When Pilate heard of Galilee, he asked whether the Man was a Galilean.

Luke 23:6 — Modern English Version (Thinline Edition.; Lake Mary, FL: Passio, 2014)

As with all prophecy, it’s a pattern given to be watchful for a match. That match can appear multiple times and in multiple ways. In this example, Jesus begins His Ministry in Galilee and consequently begins to draw the attention of the world to that region.

When Jesus spoke of His impending death to His disciples, take note of the place where they would go to Him.

But after I have risen, I will go before you to Galilee.”

Matthew 26:32 — Modern English Version (Thinline Edition.; Lake Mary, FL: Passio, 2014)

Matthew will continue to witness that Jesus is of Galilee.

Now Peter sat outside in the courtyard. And a girl came to him, saying, “You also were with Jesus of Galilee.”

Matthew 26:69 — Modern English Version (Thinline Edition.; Lake Mary, FL: Passio, 2014)

What I am saying is testified to plainly in the Bible. When Peter preached at Cornelius’ house, it’s clear where Jesus started. (The testimony is so good, I will give most of it.)

Then Peter began to speak, saying, “Truthfully, I perceive that God is no respecter of persons. But in every nation he who fears Him and works righteousness is accepted by Him. The word which He sent to the children of Israel, preaching peace through Jesus Christ, who is Lord of all, the word, which you know, that was proclaimed throughout all Judea, beginning from Galilee after the baptism which John preached: how God anointed Jesus of Nazareth with the Holy Spirit and with power, who went about doing good and healing all who were oppressed by the devil, for God was with Him. “We are witnesses of all that He did both in the land of the Jews and in Jerusalem, whom they killed by hanging on a tree. But God raised Him on the third day and presented Him publicly, not to all the people, but to witnesses previously chosen by God, to us who ate and drank with Him after He rose from the dead. He commanded us to preach to the people and to testify that it is He who was ordained by God to be the Judge of the living and the dead. To Him all the prophets bear witness that whoever believes in Him will receive remission of sins through His name.”
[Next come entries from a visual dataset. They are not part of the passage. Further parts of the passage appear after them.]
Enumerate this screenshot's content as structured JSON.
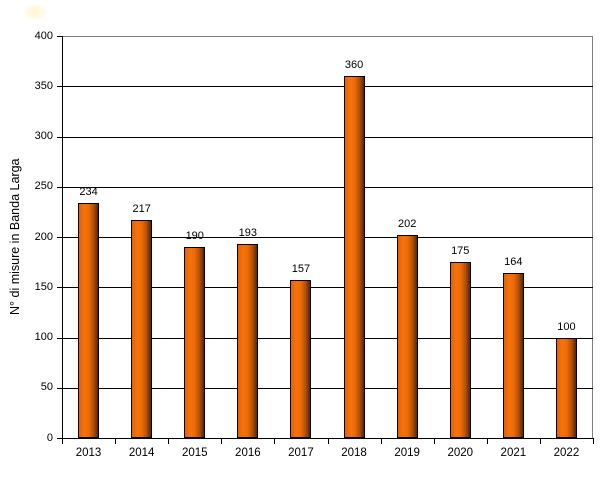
{
  "chart_data": {
    "type": "bar",
    "categories": [
      "2013",
      "2014",
      "2015",
      "2016",
      "2017",
      "2018",
      "2019",
      "2020",
      "2021",
      "2022"
    ],
    "values": [
      234,
      217,
      190,
      193,
      157,
      360,
      202,
      175,
      164,
      100
    ],
    "data_labels": [
      "234",
      "217",
      "190",
      "193",
      "157",
      "360",
      "202",
      "175",
      "164",
      "100"
    ],
    "title": "",
    "xlabel": "",
    "ylabel": "N° di misure in Banda Larga",
    "ylim": [
      0,
      400
    ],
    "yticks": [
      0,
      50,
      100,
      150,
      200,
      250,
      300,
      350,
      400
    ],
    "grid": "horizontal",
    "legend_position": "none",
    "colors": {
      "bar_gradient_stops": [
        "#E65F06",
        "#F57409",
        "#ED6A08",
        "#AE4E07",
        "#53250A"
      ],
      "bar_gradient_positions": [
        "0%",
        "28%",
        "52%",
        "78%",
        "100%"
      ],
      "bar_border": "#000000",
      "gridline": "#000000",
      "plot_border": "#808080",
      "axis_line": "#000000",
      "text": "#000000",
      "background": "#FFFFFF"
    }
  }
}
Acts 10:34–43 — Modern English Version (Thinline Edition.; Lake Mary, FL: Passio, 2014)

We see the pattern worked, and it expands. Jesus’ Ministry in a temporal body began in Galilee as Peter testifies. Just as Matthew tells us His Ministry in His Resurrected body began in Galilee.

Note some important details Peter introduced. God is no respecter of persons. That there are believers accepted by God from other nations. The disciples are called to deliver the message, that whoever believes in Him will receive not just forgiveness of sin, but remission of the same.

While Peter was still speaking these words, the Holy Spirit fell on all those who heard the word. All the believers of the circumcision who had come with Peter were astonished, because the gift of the Holy Spirit had been poured out even on the Gentiles. For they heard them speaking in other tongues and magnifying God.
Then Peter continued, “Can anyone forbid water for baptizing these, who have received the Holy Spirit as we have?” So he commanded them to be baptized in the name of the Lord. Then they asked him to stay a few days.

Acts 10:44–48 — Modern English Version (Thinline Edition.; Lake Mary, FL: Passio, 2014)

They watched as the same Holy Spirit that baptized the Israeli disciples gathered on Pentecost (the inauguration of the church) fall on Gentiles. Gentiles could be Spirit-baptized believers, too.

This is yet another pattern we match back to Isaiah 9:1. And like the last mention of Galilee in the Tanakh, Acts 13 is the last reference to it by name in the New Testament.

Now we know that Galilee will be the gateway of the nations who come in peace to worship God. This pattern started with Jesus and will finish with Jesus. It points to yet a future time (for us) when glory is restored to Israel under the rightful King who will have dominion.

Keep all of this in mind as we move forward.